Periodically I checked the latency value by doing:

arb_occupancy = rdmsr(MSR_UNC_ARB_PER_CTR0);

arb_request = rdmsr(MSR_UNC_ARB_PER_CTR1);

latency = arb_occupancy / arb_request;

I ran two benchmarks A and B. A is sequential memory access (int array[...], size much larger than L3 cache, 32 bit program):

while (1) {
  for (i = 0; i < SIZE; i ++) {
    tmp += i;
    array += i;
    tmp = (tmp + 1) % 1030;
  }
}

B is pseudo random memory access:

while (1) {
  for (k = 0; k < 1030; k++) {
    j = 0;
    for (i = k; i < SIZE; i += 1030) {
      index = i + j;
      array[index] += index;
      j = (j + 1) % 1030;
    }
  }
}

I ran A or B in the idle system separately and monitored their latencies. I would expect sequential one has smaller latency than random one. But they were the same.

So did I misunderstand those ARB events? Or set those MSRs in the wrong way? Or issue with my benchmarks? Any thought would be much appreciated! Thanks!

A_T_Intel · ‎03-15-2016

Hi Ying Y.

The formula you have for the average memory request latency looks correct to me (UNC_ARB_TRK_OCCUPANCY.ALL / UNC_ARB_TRK_REQUESTS.ALL). This will give you the latency in terms of core clocks.

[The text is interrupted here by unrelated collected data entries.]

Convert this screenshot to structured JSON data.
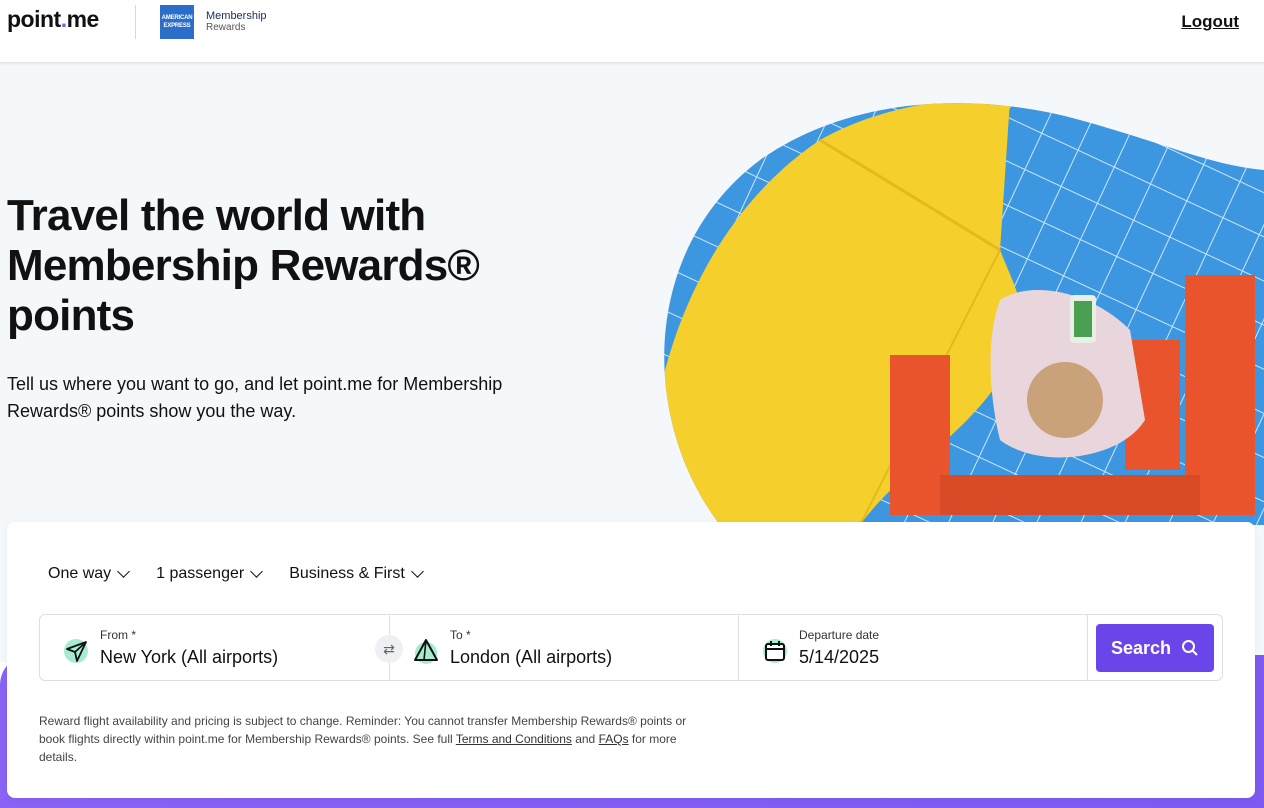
{
  "header": {
    "brand_text": "point",
    "brand_dot": ".",
    "brand_tail": "me",
    "amex_line1": "AMERICAN",
    "amex_line2": "EXPRESS",
    "mr_line1": "Membership",
    "mr_line2": "Rewards",
    "logout_label": "Logout"
  },
  "hero": {
    "headline": "Travel the world with Membership Rewards® points",
    "subline": "Tell us where you want to go, and let point.me for Membership Rewards® points show you the way."
  },
  "search": {
    "trip_type": "One way",
    "passengers": "1 passenger",
    "cabin": "Business & First",
    "from_label": "From *",
    "from_value": "New York (All airports)",
    "to_label": "To *",
    "to_value": "London (All airports)",
    "date_label": "Departure date",
    "date_value": "5/14/2025",
    "search_label": "Search"
  },
  "disclaimer": {
    "text_before": "Reward flight availability and pricing is subject to change. Reminder: You cannot transfer Membership Rewards® points or book flights directly within point.me for Membership Rewards® points. See full ",
    "terms_link": "Terms and Conditions",
    "and_text": " and ",
    "faq_link": "FAQs",
    "text_after": " for more details."
  },
  "colors": {
    "accent": "#6a45ea",
    "purple_band": "#8a63f6",
    "amex_blue": "#2a6ec9",
    "from_icon_bg": "#a8ecd0"
  },
  "icons": [
    "chevron-down-icon",
    "send-plane-icon",
    "swap-arrows-icon",
    "triangle-arrival-icon",
    "calendar-icon",
    "search-icon"
  ]
}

Are you getting reasonable values for UNC_ARB_TRK_REQUESTS.ALL for both cases?

If so, my first thought is that the hardware prefetchers are adequately prefetching both cases. I would first try to disable the hardware prefetchers.

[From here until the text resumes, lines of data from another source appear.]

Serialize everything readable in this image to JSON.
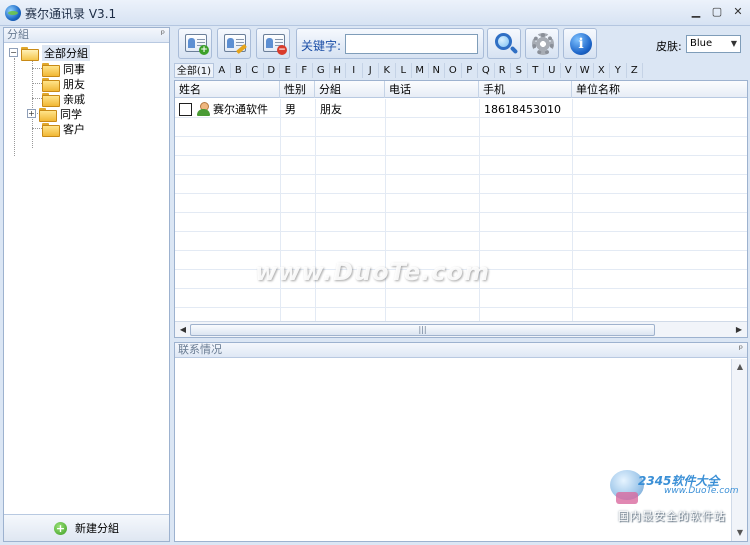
{
  "window": {
    "title": "赛尔通讯录",
    "version": "V3.1",
    "controls": [
      "minimize",
      "restore",
      "close"
    ]
  },
  "left_panel": {
    "header": "分組",
    "tree": {
      "root": "全部分組",
      "children": [
        "同事",
        "朋友",
        "亲戚",
        "同学",
        "客户"
      ]
    },
    "new_group_label": "新建分組"
  },
  "toolbar": {
    "keyword_label": "关键字:",
    "keyword_value": "",
    "skin_label": "皮肤:",
    "skin_value": "Blue",
    "icons": [
      "add-contact-icon",
      "edit-contact-icon",
      "delete-contact-icon",
      "search-icon",
      "gear-icon",
      "info-icon"
    ]
  },
  "alphabet": {
    "all_label": "全部(1)",
    "letters": [
      "A",
      "B",
      "C",
      "D",
      "E",
      "F",
      "G",
      "H",
      "I",
      "J",
      "K",
      "L",
      "M",
      "N",
      "O",
      "P",
      "Q",
      "R",
      "S",
      "T",
      "U",
      "V",
      "W",
      "X",
      "Y",
      "Z"
    ]
  },
  "table": {
    "columns": [
      "姓名",
      "性别",
      "分組",
      "电话",
      "手机",
      "单位名称"
    ],
    "rows": [
      {
        "name": "赛尔通软件",
        "gender": "男",
        "group": "朋友",
        "phone": "",
        "mobile": "18618453010",
        "company": ""
      }
    ]
  },
  "contact_panel": {
    "header": "联系情况"
  },
  "watermarks": {
    "center": "www.DuoTe.com",
    "brand": "2345软件大全",
    "site": "www.DuoTe.com",
    "slogan": "国内最安全的软件站"
  },
  "colors": {
    "frame": "#dbe6f4",
    "border": "#9db2cf",
    "accent_text": "#1c4fa7"
  }
}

If not, then I'd look at the assembly and make sure the compiler is doing what you expect with your code.

Ying_Y_ · ‎03-17-2016

Perry Taylor (Intel) wrote:

Hi Ying Y.

The formula you have for the average memory request latency looks correct to me (UNC_ARB_TRK_OCCUPANCY.ALL / UNC_ARB_TRK_REQUESTS.ALL). This will give you the latency in terms of core clocks.

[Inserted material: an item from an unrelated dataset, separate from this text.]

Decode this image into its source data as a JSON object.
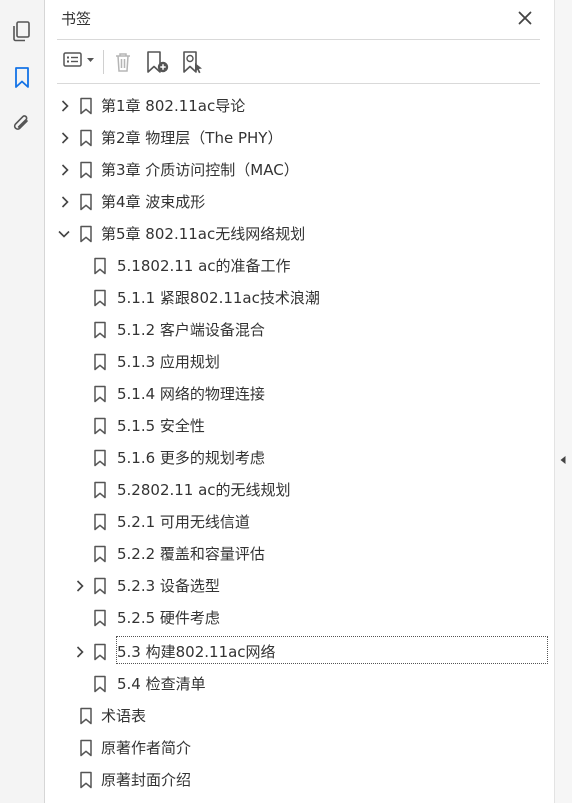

Are you getting reasonable values for UNC_ARB_TRK_REQUESTS.ALL for both cases?

If so, my first thought is that the hardware prefetchers are adequately prefetching both cases. I would first try to disable the hardware prefetchers.

If not, then I'd look at the assembly and make sure the compiler is doing what you expect with your code.

Thanks Perry! I think I figured out! The problem is, for the pseudo random access, adjacent accesses go to different memory banks, leading to better bank level parallelism.

A_T_Intel · ‎03-21-2016

Glad to hear it!